If oversubscription for a first-time fund manager doesn’t seem to make much sense, it is worth noting that the principals of Shasta Ventures previously plied their trade as partners of Battery Ventures, Trinity Ventures and New Enterprise Associates.
They are part of a burgeoning group of “venerable emerging managers” who are expected to have a number of fund-raising success stories in 2005.
“There are a few recognizable names out there [in the fund-raising market], but the fresher ones might be from new firms that are carving out a specific niche,” says Greg Turk, director of private equity investments for the Illinois Teachers’ Retirement System.
His group recently committed $25 million to Shasta, joining other LPs such as the California State Teachers’ Retirement System, Paul Capital, Baylor Health Care System, Bell Atlantic Master Trust and Fort Washington Capital Partners.
The next venerable emerging manager to close a fund could be Union Square Ventures, which has been in the market with a $125 million-targeted vehicle for nearly nine months. The New York-based firm was launched by Fred Wilson (formerly of Flatiron Partners) and Brad Burnham (formerly of AT&T Ventures). Union Square already has $104.2 million in committed capital from LPs, such as the Los Angeles County Employees’ Retirement Association and the University of Texas Investment Management Co.

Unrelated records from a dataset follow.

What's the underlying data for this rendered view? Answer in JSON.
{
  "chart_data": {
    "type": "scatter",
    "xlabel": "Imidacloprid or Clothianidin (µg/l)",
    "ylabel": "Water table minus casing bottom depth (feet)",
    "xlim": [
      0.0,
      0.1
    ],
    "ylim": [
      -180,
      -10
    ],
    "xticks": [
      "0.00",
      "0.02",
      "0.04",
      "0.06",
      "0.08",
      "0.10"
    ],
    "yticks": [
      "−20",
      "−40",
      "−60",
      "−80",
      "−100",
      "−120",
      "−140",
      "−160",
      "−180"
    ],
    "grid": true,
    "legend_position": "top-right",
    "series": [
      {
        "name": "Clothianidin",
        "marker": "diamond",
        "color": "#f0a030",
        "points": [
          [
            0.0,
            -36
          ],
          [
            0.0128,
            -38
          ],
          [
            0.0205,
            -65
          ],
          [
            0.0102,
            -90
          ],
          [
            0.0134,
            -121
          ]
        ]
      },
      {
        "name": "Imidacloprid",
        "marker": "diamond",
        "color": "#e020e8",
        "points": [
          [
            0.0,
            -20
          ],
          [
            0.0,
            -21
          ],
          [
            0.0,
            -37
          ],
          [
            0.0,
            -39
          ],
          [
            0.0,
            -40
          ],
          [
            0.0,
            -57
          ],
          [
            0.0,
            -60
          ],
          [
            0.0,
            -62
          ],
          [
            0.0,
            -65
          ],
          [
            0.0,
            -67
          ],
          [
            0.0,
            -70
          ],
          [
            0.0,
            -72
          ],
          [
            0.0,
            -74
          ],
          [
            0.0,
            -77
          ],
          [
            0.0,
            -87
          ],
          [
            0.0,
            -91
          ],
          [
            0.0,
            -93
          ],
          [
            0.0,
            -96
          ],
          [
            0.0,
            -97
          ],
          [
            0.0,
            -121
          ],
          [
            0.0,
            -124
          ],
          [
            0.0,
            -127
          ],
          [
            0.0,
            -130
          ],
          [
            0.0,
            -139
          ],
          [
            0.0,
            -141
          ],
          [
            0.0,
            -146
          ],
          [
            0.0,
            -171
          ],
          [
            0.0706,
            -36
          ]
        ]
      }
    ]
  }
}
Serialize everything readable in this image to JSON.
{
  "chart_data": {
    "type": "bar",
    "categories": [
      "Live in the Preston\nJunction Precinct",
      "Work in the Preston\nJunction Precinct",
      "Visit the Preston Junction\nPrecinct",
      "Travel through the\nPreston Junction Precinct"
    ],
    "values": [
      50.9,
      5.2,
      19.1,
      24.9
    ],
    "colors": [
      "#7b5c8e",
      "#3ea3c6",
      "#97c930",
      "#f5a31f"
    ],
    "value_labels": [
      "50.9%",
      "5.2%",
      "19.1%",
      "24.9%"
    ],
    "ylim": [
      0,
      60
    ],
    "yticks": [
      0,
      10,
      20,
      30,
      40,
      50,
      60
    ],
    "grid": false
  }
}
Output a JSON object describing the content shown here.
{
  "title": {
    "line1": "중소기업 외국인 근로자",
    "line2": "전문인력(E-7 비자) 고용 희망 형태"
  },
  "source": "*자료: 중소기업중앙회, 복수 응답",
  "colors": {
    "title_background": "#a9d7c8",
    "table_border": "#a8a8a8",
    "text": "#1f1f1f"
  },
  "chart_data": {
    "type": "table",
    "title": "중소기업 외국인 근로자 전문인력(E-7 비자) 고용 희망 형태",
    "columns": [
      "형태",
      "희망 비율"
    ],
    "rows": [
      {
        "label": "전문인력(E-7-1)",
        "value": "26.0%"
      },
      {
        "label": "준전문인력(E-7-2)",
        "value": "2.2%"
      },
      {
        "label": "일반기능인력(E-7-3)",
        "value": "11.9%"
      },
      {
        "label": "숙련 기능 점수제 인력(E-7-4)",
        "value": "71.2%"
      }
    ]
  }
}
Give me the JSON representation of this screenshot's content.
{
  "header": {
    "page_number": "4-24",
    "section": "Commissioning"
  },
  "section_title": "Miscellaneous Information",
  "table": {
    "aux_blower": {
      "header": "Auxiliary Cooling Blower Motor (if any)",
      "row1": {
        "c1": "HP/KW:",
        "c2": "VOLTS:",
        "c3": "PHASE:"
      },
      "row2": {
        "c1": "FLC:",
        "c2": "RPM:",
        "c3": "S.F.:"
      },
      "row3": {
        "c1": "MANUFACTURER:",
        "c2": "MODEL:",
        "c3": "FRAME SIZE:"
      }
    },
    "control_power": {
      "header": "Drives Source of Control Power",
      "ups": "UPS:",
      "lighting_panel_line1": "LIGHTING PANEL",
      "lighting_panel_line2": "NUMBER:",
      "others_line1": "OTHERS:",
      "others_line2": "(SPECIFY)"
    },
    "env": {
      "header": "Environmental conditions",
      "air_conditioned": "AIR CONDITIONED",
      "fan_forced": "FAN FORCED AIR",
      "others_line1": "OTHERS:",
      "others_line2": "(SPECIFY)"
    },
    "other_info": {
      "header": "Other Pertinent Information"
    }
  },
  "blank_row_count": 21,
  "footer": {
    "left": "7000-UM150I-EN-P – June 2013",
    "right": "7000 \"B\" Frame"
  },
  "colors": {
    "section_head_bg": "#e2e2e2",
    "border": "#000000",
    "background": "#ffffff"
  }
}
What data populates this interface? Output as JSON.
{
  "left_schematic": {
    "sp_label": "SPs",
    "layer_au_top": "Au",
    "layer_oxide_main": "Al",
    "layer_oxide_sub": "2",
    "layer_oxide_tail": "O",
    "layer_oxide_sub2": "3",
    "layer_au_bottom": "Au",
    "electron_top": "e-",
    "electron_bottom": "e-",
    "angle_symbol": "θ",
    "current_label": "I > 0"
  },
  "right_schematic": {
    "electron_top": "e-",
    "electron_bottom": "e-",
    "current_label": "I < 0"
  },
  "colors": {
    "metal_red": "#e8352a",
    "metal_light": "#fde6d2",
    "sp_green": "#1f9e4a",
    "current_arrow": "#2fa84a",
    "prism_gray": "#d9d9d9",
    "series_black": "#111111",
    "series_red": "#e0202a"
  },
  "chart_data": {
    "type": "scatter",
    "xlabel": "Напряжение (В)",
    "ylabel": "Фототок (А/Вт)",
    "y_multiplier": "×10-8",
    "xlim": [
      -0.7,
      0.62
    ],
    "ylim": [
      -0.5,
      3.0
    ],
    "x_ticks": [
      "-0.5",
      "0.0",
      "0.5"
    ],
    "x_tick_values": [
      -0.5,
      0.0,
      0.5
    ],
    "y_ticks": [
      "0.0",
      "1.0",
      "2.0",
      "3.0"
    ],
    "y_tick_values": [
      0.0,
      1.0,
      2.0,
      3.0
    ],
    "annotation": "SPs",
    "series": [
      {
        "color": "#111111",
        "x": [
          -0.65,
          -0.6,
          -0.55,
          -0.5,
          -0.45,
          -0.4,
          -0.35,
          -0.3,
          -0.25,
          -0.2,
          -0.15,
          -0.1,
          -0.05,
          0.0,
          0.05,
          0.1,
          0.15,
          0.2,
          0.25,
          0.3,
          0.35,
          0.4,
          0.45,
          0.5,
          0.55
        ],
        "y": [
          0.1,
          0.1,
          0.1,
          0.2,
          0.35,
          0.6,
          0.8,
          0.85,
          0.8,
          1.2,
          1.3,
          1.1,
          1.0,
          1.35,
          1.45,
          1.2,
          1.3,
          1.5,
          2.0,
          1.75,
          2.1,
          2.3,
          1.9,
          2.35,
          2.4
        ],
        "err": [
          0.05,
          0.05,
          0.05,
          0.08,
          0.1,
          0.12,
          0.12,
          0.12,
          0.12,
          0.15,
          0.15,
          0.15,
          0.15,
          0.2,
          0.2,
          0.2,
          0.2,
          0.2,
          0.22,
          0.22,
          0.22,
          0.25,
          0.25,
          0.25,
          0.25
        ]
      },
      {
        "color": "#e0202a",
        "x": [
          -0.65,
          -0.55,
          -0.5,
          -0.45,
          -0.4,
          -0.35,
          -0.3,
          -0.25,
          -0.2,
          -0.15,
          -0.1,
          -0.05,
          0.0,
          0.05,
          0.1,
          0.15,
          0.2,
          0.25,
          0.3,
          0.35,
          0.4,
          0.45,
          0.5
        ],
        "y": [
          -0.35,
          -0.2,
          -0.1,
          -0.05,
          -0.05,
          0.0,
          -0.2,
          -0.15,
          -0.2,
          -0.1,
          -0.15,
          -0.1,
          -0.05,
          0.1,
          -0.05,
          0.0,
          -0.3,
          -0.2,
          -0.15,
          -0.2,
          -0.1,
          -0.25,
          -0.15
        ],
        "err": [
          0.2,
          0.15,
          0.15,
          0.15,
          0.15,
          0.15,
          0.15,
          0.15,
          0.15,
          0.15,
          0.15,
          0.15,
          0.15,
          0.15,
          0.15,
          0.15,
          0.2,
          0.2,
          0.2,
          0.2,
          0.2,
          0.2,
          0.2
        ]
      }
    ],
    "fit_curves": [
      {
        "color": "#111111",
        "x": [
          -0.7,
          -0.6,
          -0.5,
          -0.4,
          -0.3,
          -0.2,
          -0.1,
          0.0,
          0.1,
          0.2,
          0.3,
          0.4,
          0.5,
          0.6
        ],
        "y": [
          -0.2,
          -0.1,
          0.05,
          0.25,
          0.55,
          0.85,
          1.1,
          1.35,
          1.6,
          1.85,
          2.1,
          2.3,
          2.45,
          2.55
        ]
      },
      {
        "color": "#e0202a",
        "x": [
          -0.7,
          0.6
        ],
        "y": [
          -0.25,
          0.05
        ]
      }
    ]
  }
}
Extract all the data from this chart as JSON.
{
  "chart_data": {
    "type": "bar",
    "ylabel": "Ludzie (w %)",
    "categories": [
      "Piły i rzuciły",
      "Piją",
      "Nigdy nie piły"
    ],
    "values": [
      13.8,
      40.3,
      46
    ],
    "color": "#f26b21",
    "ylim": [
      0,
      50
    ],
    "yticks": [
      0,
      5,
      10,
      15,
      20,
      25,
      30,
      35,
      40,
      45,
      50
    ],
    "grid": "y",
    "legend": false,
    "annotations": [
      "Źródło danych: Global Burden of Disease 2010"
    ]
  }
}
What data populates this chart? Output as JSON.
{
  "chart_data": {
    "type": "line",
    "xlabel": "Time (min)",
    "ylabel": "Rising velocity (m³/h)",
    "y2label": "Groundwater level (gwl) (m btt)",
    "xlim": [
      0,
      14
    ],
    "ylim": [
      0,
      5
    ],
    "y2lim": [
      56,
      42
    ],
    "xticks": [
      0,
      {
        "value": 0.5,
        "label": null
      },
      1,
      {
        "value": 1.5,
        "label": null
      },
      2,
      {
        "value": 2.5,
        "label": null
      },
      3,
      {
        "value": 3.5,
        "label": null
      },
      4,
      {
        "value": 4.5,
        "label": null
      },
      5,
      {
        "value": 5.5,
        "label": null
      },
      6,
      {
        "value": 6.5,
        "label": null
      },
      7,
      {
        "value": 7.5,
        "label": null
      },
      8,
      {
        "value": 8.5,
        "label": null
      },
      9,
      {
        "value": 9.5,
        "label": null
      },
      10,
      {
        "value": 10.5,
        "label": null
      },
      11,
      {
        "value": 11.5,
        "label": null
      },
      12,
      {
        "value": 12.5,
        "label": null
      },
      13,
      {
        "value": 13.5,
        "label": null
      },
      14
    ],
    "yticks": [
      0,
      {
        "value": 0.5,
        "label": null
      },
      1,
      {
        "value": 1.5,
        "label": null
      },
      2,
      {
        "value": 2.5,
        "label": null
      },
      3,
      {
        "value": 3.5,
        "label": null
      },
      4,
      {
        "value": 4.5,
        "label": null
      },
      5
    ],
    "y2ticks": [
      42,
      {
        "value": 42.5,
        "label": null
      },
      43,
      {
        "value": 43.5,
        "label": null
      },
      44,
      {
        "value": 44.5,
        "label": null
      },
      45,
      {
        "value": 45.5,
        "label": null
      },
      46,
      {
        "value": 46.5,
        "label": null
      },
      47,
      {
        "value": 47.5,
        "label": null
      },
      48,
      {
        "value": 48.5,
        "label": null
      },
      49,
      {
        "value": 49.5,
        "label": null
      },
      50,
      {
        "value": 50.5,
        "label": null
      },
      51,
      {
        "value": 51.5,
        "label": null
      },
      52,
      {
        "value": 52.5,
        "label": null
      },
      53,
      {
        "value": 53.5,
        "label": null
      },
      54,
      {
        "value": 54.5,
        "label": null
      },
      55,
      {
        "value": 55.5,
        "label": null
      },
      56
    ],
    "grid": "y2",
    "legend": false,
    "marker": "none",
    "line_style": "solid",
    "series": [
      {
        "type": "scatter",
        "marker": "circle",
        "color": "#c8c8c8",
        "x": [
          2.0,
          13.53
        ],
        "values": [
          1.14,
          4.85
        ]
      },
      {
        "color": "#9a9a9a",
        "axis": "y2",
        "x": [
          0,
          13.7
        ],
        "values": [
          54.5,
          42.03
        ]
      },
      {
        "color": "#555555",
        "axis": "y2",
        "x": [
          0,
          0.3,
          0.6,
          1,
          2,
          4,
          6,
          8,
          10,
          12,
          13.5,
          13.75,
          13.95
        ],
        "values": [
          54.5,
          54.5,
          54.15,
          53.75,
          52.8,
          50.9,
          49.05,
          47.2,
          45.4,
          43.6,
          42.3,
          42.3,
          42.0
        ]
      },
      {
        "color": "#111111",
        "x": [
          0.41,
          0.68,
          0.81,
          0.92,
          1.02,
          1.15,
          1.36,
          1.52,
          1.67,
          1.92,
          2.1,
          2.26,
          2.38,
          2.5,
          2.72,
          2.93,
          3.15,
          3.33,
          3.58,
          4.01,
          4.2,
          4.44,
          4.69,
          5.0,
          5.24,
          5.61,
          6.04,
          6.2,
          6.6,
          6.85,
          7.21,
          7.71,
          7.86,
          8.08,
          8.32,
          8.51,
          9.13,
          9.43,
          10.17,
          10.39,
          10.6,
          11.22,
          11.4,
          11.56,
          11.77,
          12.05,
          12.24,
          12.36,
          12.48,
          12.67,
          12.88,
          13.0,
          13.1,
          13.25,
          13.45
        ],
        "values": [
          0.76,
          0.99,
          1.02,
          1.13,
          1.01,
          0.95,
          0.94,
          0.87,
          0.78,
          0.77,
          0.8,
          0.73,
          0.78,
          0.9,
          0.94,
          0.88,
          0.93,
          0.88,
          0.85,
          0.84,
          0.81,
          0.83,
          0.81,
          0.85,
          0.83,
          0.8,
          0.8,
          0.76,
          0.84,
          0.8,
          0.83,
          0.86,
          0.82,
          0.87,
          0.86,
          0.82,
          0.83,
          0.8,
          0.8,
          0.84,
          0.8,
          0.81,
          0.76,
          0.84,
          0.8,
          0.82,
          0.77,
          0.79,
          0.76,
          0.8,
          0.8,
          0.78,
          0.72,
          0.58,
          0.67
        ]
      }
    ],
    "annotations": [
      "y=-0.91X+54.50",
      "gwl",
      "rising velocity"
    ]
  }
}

Also out in market right now are a handful of groups whose partners have worked together for a while, but are operating more independently. The most notable example is IDG Ventures, the corporate venture arm of IT media company International Data Group.
Each of the firm’s five offices traditionally has operated autonomously, with IDG being the sole limited partner in each office’s stand-alone fund. Going forward, however, IDG has announced it will simply serve as a limited partner – albeit a significant one – while the offices go out in search of third-party capital.
The farthest along is IDG Ventures Boston, which hopes to close on $150 million by early in the second quarter.
“We’re going to continue our strategic relationship with IDG, but this is the best way to go about building a real early-stage VC franchise in Boston,” says Chip Hazard, a managing general partner with IDG Boston.
The group traditionally has been organized along geographic lines, with separate fund structures for the Boston, West Coast, European, China and Vietnam offices. IDG Ventures’ West Coast office also is prepping a new fund (and recruiting two new partners), while similar strategies are expected for both the Europe and China offices.
Sightline & Sprout
Another unchained venture group that’s hitting the 2005 fund-raising market is Sightline Partners (formerly Piper Jaffray Ventures health care group).
And Sprout Healthcare Ventures already has $155 million in LP commitments locked up as of a regulatory filing last September.